To unique the block layout string as well, we'd just have to cover the captures for which we haven't added any other description. If you want to punt on that, I think that's fine.

ahatanak updated this revision to Diff 161137.Aug 16 2018, 3:57 PM

Try harder to shorten the names of block descriptor global variables.

The strings extracted from the names of the copy and dispose helpers are merged whenever it is possible to do so. The block layout string doesn't include information about __strong, __weak, or byref captures unless the copy/dispose helpers are missing.

rsmith added a subscriber: rsmith.Aug 16 2018, 4:17 PM
rsmith added inline comments.
lib/CodeGen/CGBlocks.cpp
239–245

Would it make sense to also mark this constant as unnamed_addr?

ahatanak added inline comments.Aug 16 2018, 4:24 PM
lib/CodeGen/CGBlocks.cpp
239–245

Yes. I don't think there is any harm in marking it as unnamed_addr. However, unfortunately it looks like ld64 doesn't try to merge unnamed_addr global variables.

ahatanak updated this revision to Diff 161155.Aug 16 2018, 7:36 PM
ahatanak marked an inline comment as done.

Mark the block descriptor global variable as unnamed_addr.

rjmccall accepted this revision.Aug 16 2018, 11:00 PM
This revision is now accepted and ready to land.Aug 16 2018, 11:00 PM
This revision was automatically updated to reflect the committed changes.
This revision was automatically updated to reflect the committed changes.

This revision broke blocks on all ELF targets. The block descriptors' symbol names can now include the @ character, which is reserved on ELF platforms as a separator between symbol name and symbol version. As a result, nothing containing a block that has an Objective-C object argument will link. Please add mangling similar to that in the GNUstep runtime to avoid this.

lib/CodeGen/CGBlocks.cpp
163

Specifically, this line. It is unsafe to use an Objective-C encoding directly as a symbol name on ELF.

The GNUstep documentation I found replaces '@' with '\1'. Would that fix the problem?

https://github.com/gnustep/libobjc2/blob/master/ABIDoc/abi.tex

The GNUstep documentation I found replaces '@' with '\1'. Would that fix the problem?

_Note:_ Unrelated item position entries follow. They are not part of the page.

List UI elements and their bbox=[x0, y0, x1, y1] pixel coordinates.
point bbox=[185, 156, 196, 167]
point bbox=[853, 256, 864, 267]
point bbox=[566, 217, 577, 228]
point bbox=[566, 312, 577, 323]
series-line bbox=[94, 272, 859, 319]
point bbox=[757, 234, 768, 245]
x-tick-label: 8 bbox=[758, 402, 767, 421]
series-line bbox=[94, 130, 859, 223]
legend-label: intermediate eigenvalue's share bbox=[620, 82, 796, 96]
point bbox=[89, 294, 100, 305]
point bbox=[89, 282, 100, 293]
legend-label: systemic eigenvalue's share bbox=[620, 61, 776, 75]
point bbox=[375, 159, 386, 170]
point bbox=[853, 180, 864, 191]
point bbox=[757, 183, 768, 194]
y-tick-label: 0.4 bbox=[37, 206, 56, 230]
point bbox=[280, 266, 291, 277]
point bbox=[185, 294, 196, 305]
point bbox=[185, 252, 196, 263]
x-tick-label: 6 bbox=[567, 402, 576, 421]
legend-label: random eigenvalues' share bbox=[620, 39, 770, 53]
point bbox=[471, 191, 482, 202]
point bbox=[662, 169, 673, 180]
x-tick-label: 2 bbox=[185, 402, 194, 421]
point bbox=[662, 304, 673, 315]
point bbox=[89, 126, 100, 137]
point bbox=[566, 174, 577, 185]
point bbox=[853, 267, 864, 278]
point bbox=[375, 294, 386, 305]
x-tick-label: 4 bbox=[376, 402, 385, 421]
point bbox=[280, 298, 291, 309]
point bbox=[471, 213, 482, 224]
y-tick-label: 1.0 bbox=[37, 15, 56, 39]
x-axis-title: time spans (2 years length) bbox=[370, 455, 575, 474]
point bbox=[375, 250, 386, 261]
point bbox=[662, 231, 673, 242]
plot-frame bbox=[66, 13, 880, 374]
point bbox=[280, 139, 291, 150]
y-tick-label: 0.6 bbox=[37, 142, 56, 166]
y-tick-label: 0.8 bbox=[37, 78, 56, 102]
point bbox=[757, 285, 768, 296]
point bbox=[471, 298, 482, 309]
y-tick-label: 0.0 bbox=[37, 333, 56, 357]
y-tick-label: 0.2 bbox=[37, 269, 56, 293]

https://github.com/gnustep/libobjc2/blob/master/ABIDoc/abi.tex

Yup. If this mangling is needed outside of CGObjCGNU, it would be good to take the code that does this mangling and move it somewhere that can be reused. I don't know if there are any characters that are valid in Objective-C type encoding but aren't valid in Windows PE/COFF symbols, but having a hook to fix them in a single place sounds like a good idea.